An observation-based chemical zero-dimensional box model was used to estimate the in-situ ozone production and examine the sensitivity to precursors and to different meteorological conditions in Innsbruck.
Three different case studies for Innsbruck were addressed: the weekend effect, the influence of föhn and a temperature change scenario.
In addition, and for comparison four other urban environment were evaluated, and for the city of Sao Paulo a sensitivity assessment to precursors was performed.
It could be shown that Innsbruck undergoes a NMVOC-limited ozone regime, resulting in a 154 % increase in photochemical ozone production during weekends. It was demonstrated that a considerable reduction in nitrogen oxides increases net ozone production during weekends.
In addition it was found that a possible reduction of NMVOC induces lower ozone formation rates on weekdays than on weekends.
Atmospheric chemistry conditions of Innsbruck are also compared to several urban megacities which all fall under $NMVOC$-limited ozone regime; these megacities tend to show high fraction of anthropogenic NMVOC concentration than the biogenic VOC. For Sao Paulo city and Beijing although, biogenic NMVOC contribute with respectively 22.5% and 24.9% to the total NMVOC-reactivity.

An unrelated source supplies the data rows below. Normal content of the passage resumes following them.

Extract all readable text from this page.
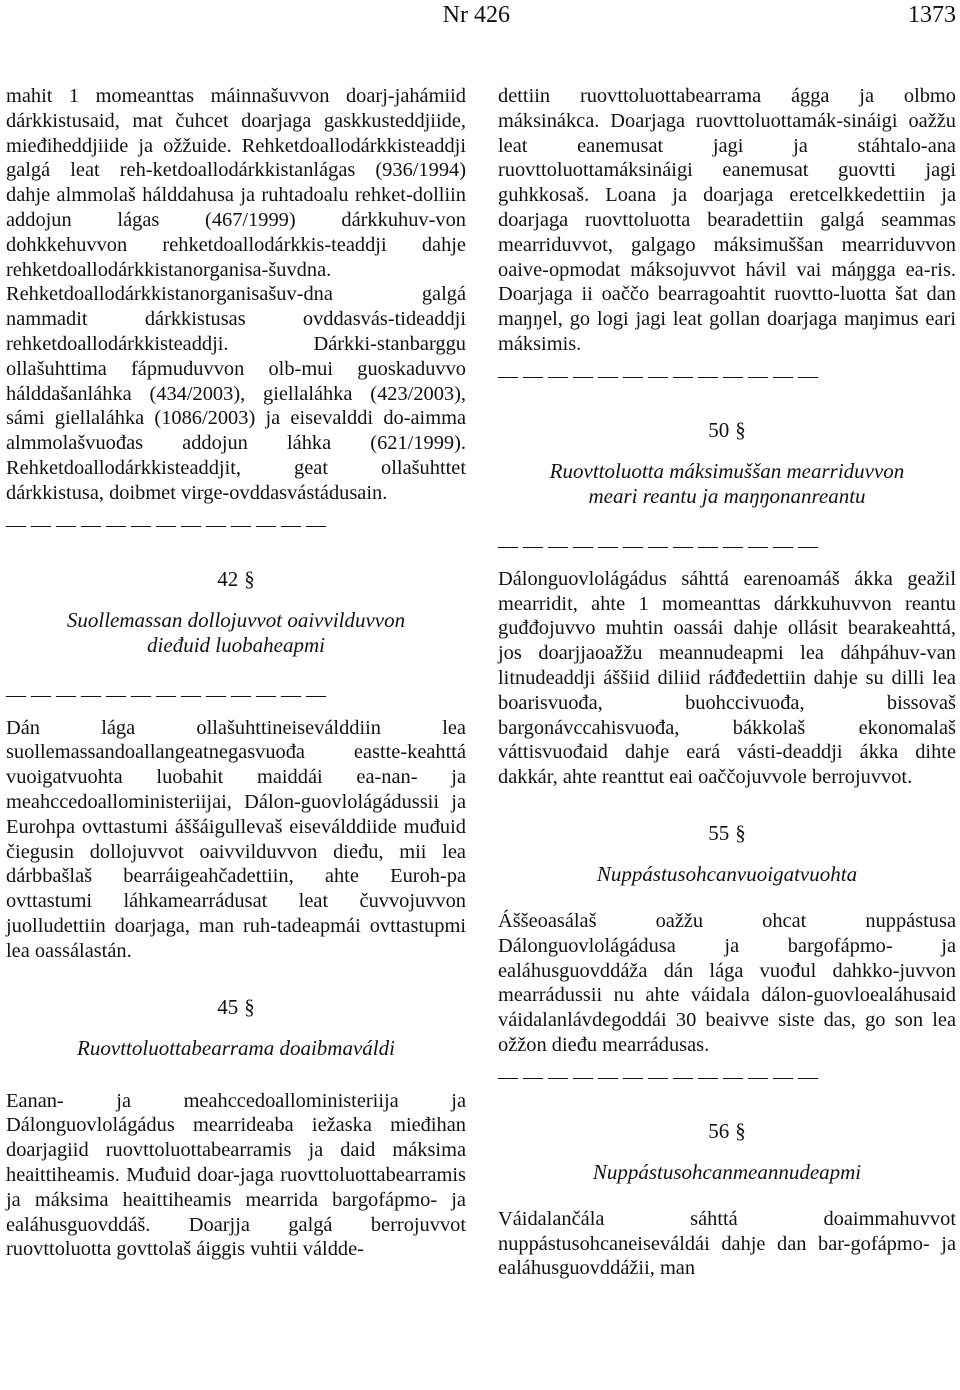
Nr 426	1373

mahit 1 momeanttas máinnašuvvon doarj-jahámiid dárkkistusaid, mat čuhcet doarjaga gaskkusteddjiide, mieđiheddjiide ja ožžuide. Rehketdoallodárkkisteaddji galgá leat reh-ketdoallodárkkistanlágas (936/1994) dahje almmolaš hálddahusa ja ruhtadoalu rehket-dolliin addojun lágas (467/1999) dárkkuhuv-von dohkkehuvvon rehketdoallodárkkis-teaddji dahje rehketdoallodárkkistanorganisa-šuvdna. Rehketdoallodárkkistanorganisašuv-dna galgá nammadit dárkkistusas ovddasvás-tideaddji rehketdoallodárkkisteaddji. Dárkki-stanbarggu ollašuhttima fápmuduvvon olb-mui guoskaduvvo hálddašanláhka (434/2003), giellaláhka (423/2003), sámi giellaláhka (1086/2003) ja eisevalddi do-aimma almmolašvuođas addojun láhka (621/1999). Rehketdoallodárkkisteaddjit, geat ollašuhttet dárkkistusa, doibmet virge-ovddasvástádusain.

— — — — — — — — — — — — —
42 §
Suollemassan dollojuvvot oaivvilduvvon
dieđuid luobaheapmi
— — — — — — — — — — — — —

Dán lága ollašuhttineiseválddiin lea suollemassandoallangeatnegasvuođa eastte-keahttá vuoigatvuohta luobahit maiddái ea-nan- ja meahccedoalloministeriijai, Dálon-guovlolágádussii ja Eurohpa ovttastumi áššáigullevaš eiseválddiide muđuid čiegusin dollojuvvot oaivvilduvvon dieđu, mii lea dárbbašlaš bearráigeahčadettiin, ahte Euroh-pa ovttastumi láhkamearrádusat leat čuvvojuvvon juolludettiin doarjaga, man ruh-tadeapmái ovttastupmi lea oassálastán.

45 §
Ruovttoluottabearrama doaibmaváldi

Eanan- ja meahccedoalloministeriija ja Dálonguovlolágádus mearrideaba iežaska mieđihan doarjagiid ruovttoluottabearramis ja daid máksima heaittiheamis. Muđuid doar-jaga ruovttoluottabearramis ja máksima heaittiheamis mearrida bargofápmo- ja ealáhusguovddáš. Doarjja galgá berrojuvvot ruovttoluotta govttolaš áiggis vuhtii váldde-

dettiin ruovttoluottabearrama ágga ja olbmo máksinákca. Doarjaga ruovttoluottamák-sináigi oažžu leat eanemusat jagi ja stáhtalo-ana ruovttoluottamáksináigi eanemusat guovtti jagi guhkkosaš. Loana ja doarjaga eretcelkkedettiin ja doarjaga ruovttoluotta bearadettiin galgá seammas mearriduvvot, galgago máksimuššan mearriduvvon oaive-opmodat máksojuvvot hávil vai máŋgga ea-ris. Doarjaga ii oaččo bearragoahtit ruovtto-luotta šat dan maŋŋel, go logi jagi leat gollan doarjaga maŋimus eari máksimis.

— — — — — — — — — — — — —
50 §
Ruovttoluotta máksimuššan mearriduvvon
meari reantu ja maŋŋonanreantu
— — — — — — — — — — — — —

Dálonguovlolágádus sáhttá earenoamáš ákka geažil mearridit, ahte 1 momeanttas dárkkuhuvvon reantu guđđojuvvo muhtin oassái dahje ollásit bearakeahttá, jos doarjjaoažžu meannudeapmi lea dáhpáhuv-van litnudeaddji áššiid diliid ráđđedettiin dahje su dilli lea boarisvuođa, buohccivuođa, bissovaš bargonávccahisvuođa, bákkolaš ekonomalaš váttisvuođaid dahje eará vásti-deaddji ákka dihte dakkár, ahte reanttut eai oaččojuvvole berrojuvvot.

55 §
Nuppástusohcanvuoigatvuohta

Áššeoasálaš oažžu ohcat nuppástusa Dálonguovlolágádusa ja bargofápmo- ja ealáhusguovddáža dán lága vuođul dahkko-juvvon mearrádussii nu ahte váidala dálon-guovloealáhusaid váidalanlávdegoddái 30 beaivve siste das, go son lea ožžon dieđu mearrádusas.

— — — — — — — — — — — — —
56 §
Nuppástusohcanmeannudeapmi

Váidalančála sáhttá doaimmahuvvot nuppástusohcaneiseváldái dahje dan bar-gofápmo- ja ealáhusguovddážii, man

A qualitative analysis of ozone concentrations in conjunction with the Leighton ratio observed during föhn events suggests that this meteorological event is coupled with long-range transport of ozone over the Alps. It could be shown that föhn episodes are characterized by higher levels of ozone production compared to sunny day. This feature is likely to be attributed to an air mass exchange and the new air mixture favors photochemical ozone production.
Model predictions for temperature increase scenarios revealed that peak ozone production will increase by 74% on an average if sunny-day temperatures will rise from 20°C to 30°C.